A la sombra del Rey

“La Monarquía parlamentaria es el medio de combinar la inercia de un ídolo de madera con la credibilidad de un ídolo de carne y hueso” (George Bernard Shaw).

Sobre el calendario de España han pasado 39 años desde que nuestra Constitución (CE), aprobada por las Cortes en sesiones plenarias del Congreso de los Diputados y del Senado celebradas el 31 de octubre de 1978 y ratificada por el pueblo español en referéndum de 6 de diciembre de 1978, proclamó a la Monarquía parlamentaria como forma política del Estado (artículo 1.3 CE) y a don Juan Carlos I de Borbón Rey de España (artículo 57.1 CE), o sea, un híbrido de rey con atribuciones de presidente de república.

Desde la perspectiva del tiempo, es evidente que la tarea de don Juan Carlos fue muy meritoria. No se trataba de dar la vuelta a la tortilla, sino de que hubiera tortilla para todos y a gusto de casi todos, lo cual no era cosa fácil. Cuarenta años de somnolencia política desentrenan a cualquier sociedad, por madura que sea, y a los españoles que tenían hambre y sed de libertad hubo que convencerles de que no gritaran más de lo preciso durante el tiempo necesario que el cambio político requería.

Un ligero vistazo a la historia puede servirnos para resaltar las características constitucionales de nuestra actual monarquía parlamentaria. Las constituciones de 1845 y 1876, bajo las cuales reinaron, y en cierto modo gobernaron, Isabel II, Alfonso XII y Alfonso XIII no tienen nada que ver con la actual de 1978. Según aquellas, el rey tenía, entre otras muchas, la prerrogativa de nombrar y separar libremente los ministros, así como la de convocar, suspender y disolver las Cortes, sin que entre ambas potestades hubiera relación de causalidad, pues los Gobiernos no tenían necesariamente que estar respaldados por mayorías parlamentarias.

Una y otra no fueron constituciones democráticas –en realidad, ni pretendían serlo– y retenían en el titular de la Corona la raíz del poder, limitado únicamente y de manera imprecisa por la Constitución. Cualesquiera que fuesen las prácticas parlamentarias tímidamente construidas durante la larga vida de la constitución de 1876, vigente por lo menos hasta 1923, y cualquiera que fuese el uso que de sus poderes hicieran, lo cierto es que constitucionalmente esos reyes podían hacer todo lo que hicieron.Los tiempos y las cosas han cambiado. La nuestra no es una corte de los milagros, ni estamos en un sistema oligárquico o de caciques, aunque no faltan quienes quisieran serlo. No. La nuestra es una sociedad abierta y España es un Estado social y democrático de Derecho cuya Constitución proclama que la soberanía nacional reside en el pueblo español, del que emanan todos los poderes del Estado (artículo 1.3. CE).

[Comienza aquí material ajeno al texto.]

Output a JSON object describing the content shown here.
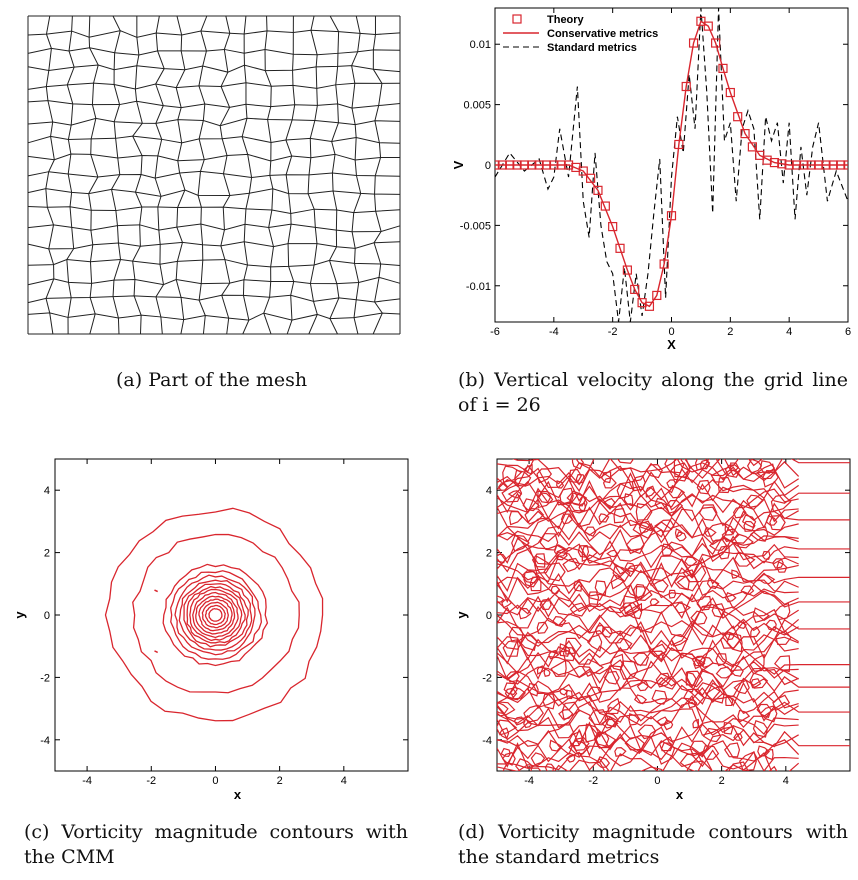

Con mano maestra lo escribió Francisco Tomás y Valiente, presidente Tribunal Constitucional: “en una monarquía parlamentaria, el del Rey no es un poder inútil, no sólo porque a él le corresponda “el mando supremo de las Fuerzas Armadas” (artículo 62. h. CE), que ya sabemos lo que dio de sí en una situación excepcional, sino porque normalmente y como jefe del Estado, “arbitra y modera el funcionamiento regular de las instituciones” (artículo 56.1. CE)”.

Al margen de la opinión que cada cual tenga sobre la institución, pues las hay para todos los gustos en cuanto al grado de aceptación o rechazo, tengo para mí que el sentimiento actual de los españoles no es la disyuntiva república o monarquía, sino la democracia, y aunque es verdad que la primera es más racional que la segunda, también lo es que no siempre la política se guía por la razón. En los términos república o monarquía no se encuentra la solución de los problemas, sino en sus gobernantes, y hoy en España los monárquicos lo son porque monarquía se identifica con la idea básica de libertad.

Esto y no otra cosa es lo que las últimas encuestas nos dicen de la figura del rey Felipe VI. Sin ir más lejos, ahí está la que ayer, según el sondeo de SocioMétrica realizado entre el 27 de octubre y el 3 de noviembre, publicaba EL ESPAÑOL, que acredita que don Felipe ha disparado su popularidad a niveles que la monarquía no veía desde hace más de 20 años. A tenor de los datos ofrecidos, en plena crisis catalana, los españoles dan al Rey una nota de 7,2 puntos sobre diez, que contrasta con el 3,7 que el Centro de Investigaciones Sociológicas (CIS) daba en 2014, cuando la abdicación de don Juan Carlos I y la proclamación de don Felipe VI.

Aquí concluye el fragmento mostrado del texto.